When the pandemic caused shelter in place orders and many employers shifted to remote work models, how that affected the courts, clients, and attorneys was, at first, chaotic. We fairly quickly adapted and adopted video conferencing as our replacement for in-person communications, including depositions.

However, that created many questions relative to virtual depositions. Are they as effective as in-person depositions? Does an attorney, and therefore their client, lose the element of surprise when forced to identify the exhibits before the deposition? What steps do you take to virtually prepare your witness?

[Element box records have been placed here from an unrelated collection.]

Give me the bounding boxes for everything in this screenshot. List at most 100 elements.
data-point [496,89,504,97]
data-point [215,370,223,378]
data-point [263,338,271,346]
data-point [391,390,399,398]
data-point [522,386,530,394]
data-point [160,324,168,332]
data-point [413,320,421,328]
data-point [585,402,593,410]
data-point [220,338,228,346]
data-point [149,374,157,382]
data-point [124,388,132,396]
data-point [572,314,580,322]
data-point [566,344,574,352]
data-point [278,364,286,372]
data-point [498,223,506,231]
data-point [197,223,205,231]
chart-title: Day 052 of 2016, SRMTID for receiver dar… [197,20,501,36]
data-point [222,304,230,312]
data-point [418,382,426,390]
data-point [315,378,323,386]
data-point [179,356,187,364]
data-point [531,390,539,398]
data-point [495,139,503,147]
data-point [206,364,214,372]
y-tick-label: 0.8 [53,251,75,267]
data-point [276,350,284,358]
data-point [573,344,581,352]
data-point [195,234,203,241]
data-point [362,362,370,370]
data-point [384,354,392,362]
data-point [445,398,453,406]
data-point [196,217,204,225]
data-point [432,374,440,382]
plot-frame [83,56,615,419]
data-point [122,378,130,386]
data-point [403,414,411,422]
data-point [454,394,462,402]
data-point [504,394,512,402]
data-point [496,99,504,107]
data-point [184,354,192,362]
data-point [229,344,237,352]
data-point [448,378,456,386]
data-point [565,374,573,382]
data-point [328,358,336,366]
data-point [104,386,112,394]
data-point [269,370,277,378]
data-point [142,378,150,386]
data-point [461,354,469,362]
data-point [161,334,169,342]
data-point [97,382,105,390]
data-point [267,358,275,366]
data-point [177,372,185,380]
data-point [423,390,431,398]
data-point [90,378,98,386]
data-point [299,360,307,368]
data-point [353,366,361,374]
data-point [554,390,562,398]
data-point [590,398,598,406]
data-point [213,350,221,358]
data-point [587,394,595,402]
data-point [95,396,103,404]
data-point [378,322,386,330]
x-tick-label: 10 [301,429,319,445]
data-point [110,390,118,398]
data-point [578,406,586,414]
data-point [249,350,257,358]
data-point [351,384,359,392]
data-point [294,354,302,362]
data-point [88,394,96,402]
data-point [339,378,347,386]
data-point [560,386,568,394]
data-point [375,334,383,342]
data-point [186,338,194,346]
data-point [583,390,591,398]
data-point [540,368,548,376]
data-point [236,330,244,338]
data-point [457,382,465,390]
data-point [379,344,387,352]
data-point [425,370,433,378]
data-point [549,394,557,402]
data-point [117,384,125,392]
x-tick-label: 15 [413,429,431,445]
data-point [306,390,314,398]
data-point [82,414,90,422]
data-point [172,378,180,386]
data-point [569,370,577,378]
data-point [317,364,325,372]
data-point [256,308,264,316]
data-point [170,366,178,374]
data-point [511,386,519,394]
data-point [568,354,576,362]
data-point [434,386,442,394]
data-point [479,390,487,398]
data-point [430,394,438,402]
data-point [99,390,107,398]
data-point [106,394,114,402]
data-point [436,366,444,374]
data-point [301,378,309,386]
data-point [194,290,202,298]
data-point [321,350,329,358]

Fortunately, we are all learning, adapting, and getting answers to these questions. With each deposition we conduct and every witness we prepare, we improve ourselves and the process. Here are five tips I use to not only survive but also thrive, when I virtually prepare for and take virtual video depositions:

1. Patience 

No matter what type of case you are handling, when it is time to prepare your witness or conduct a virtual deposition, bring a lot of patience.

2. Break It Up 

One of the benefits of virtual deposition preparation is that the attorney no longer has to fly to the out-of-state deponent and cram all the deposition preparation into a single day. Breaking up the preparation sessions into smaller sessions over several days will help your witnesses stay fresh and be able to process what you tell them more effectively.

3. Use the Technology 

The technology may be complicated but spend the time learning it, and then use it! Most video conferencing platforms have a “Share Screen” feature. This feature allows you and your witness to examine a document as if you were in person. Also, don’t forget about the record feature which allows you to record a mock deposition and play it back to the witness as you critique her presentation. Depending on your local rules, the record feature may also provide you with a more affordable option for recording the deposition for use at trial.

4. Make the Witness Work 

It is easier for a witness to tune you out when you are talking over a screen than if you were talking to them in person. Be mindful that while you may have done everything to reduce the distractions around you, the witness may be bombarded with distractions you may not see or hear. One way to keep the witness engaged is to make her do the work. Make her read the document. Make her tell the story. Make her use the technology.

5. Get Creative 

Often it is too costly to fly two attorneys across the country to prepare a witness. However, if you can conduct the depositions remotely, why not engage the rest of your team to help prep the witness? Have another attorney log in for an hour and conduct a mock deposition. Have a fresh pair of eyes and ears look at and listen to the witness to help you evaluate their quality as a witness.

Virtual depositions, remote working, and less in-person meetings are likely here to stay. Mastering new techniques and embracing new processes are necessities in the virtual legal world. Just like trying anything new, be patient with yourself, be open to learning, and incorporate the challenge of navigating in this new virtual legal world as part of your career development plan.